Hou Jue, Guo Zijian, Cai Tianxi
Division of Biostatistics, University of Minnesota School of Public Health, Minneapolis, MN 55455, USA.
Department of Statistics, Rutgers University, Piscataway, NJ 08854-8019, USA.
J Mach Learn Res. 2023 Jan-Dec;24.
Risk modeling with electronic health records (EHR) data is challenging due to no direct observations of the disease outcome and the high-dimensional predictors. In this paper, we develop a surrogate assisted semi-supervised learning approach, leveraging small labeled data with annotated outcomes and extensive unlabeled data of outcome surrogates and high-dimensional predictors. We propose to impute the unobserved outcomes by constructing a sparse imputation model with outcome surrogates and high-dimensional predictors. We further conduct a one-step bias correction to enable interval estimation for the risk prediction. Our inference procedure is valid even if both the imputation and risk prediction models are misspecified. Our novel way of ultilizing unlabelled data enables the high-dimensional statistical inference for the challenging setting with a dense risk prediction model. We present an extensive simulation study to demonstrate the superiority of our approach compared to existing supervised methods. We apply the method to genetic risk prediction of type-2 diabetes mellitus using an EHR biobank cohort.

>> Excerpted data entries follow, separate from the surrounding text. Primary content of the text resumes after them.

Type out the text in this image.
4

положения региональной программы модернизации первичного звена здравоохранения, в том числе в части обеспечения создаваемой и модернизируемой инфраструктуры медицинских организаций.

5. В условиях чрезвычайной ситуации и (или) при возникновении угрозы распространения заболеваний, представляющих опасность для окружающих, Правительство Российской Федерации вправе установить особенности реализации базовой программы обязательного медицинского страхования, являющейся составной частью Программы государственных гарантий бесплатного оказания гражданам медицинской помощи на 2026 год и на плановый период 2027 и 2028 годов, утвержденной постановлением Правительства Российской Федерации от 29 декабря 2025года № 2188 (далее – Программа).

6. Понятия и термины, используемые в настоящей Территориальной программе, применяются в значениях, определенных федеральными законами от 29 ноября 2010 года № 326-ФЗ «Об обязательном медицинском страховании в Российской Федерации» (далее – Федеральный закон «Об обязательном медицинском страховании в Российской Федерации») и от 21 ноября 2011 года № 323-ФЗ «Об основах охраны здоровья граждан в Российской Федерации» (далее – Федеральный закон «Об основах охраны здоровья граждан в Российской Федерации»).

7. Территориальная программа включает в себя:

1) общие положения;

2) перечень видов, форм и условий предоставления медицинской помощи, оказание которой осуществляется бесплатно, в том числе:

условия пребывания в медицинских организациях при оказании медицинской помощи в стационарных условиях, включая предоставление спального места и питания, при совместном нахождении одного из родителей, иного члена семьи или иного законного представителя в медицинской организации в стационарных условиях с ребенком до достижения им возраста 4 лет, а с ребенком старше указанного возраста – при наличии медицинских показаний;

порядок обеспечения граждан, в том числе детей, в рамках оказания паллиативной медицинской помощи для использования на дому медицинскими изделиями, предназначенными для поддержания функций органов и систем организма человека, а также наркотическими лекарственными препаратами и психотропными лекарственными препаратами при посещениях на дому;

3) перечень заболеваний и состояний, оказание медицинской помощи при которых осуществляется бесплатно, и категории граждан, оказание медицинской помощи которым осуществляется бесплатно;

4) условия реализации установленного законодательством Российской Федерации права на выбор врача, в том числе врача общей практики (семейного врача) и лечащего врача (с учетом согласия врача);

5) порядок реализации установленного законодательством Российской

利用电子健康记录(EHR)数据进行风险建模具有挑战性,这是由于无法直接观察疾病结局以及预测变量具有高维度性。在本文中,我们开发了一种替代辅助半监督学习方法,利用带有注释结局的少量标记数据以及结局替代指标和高维度预测变量的大量未标记数据。我们建议通过构建一个包含结局替代指标和高维度预测变量的稀疏插补模型来插补未观察到的结局。我们进一步进行一步偏差校正,以实现风险预测的区间估计。即使插补模型和风险预测模型都设定错误,我们的推断过程仍然有效。我们利用未标记数据的新颖方法能够在具有密集风险预测模型的具有挑战性的环境中进行高维统计推断。我们进行了广泛的模拟研究,以证明我们的方法相对于现有监督方法的优越性。我们将该方法应用于使用EHR生物样本队列对2型糖尿病进行遗传风险预测。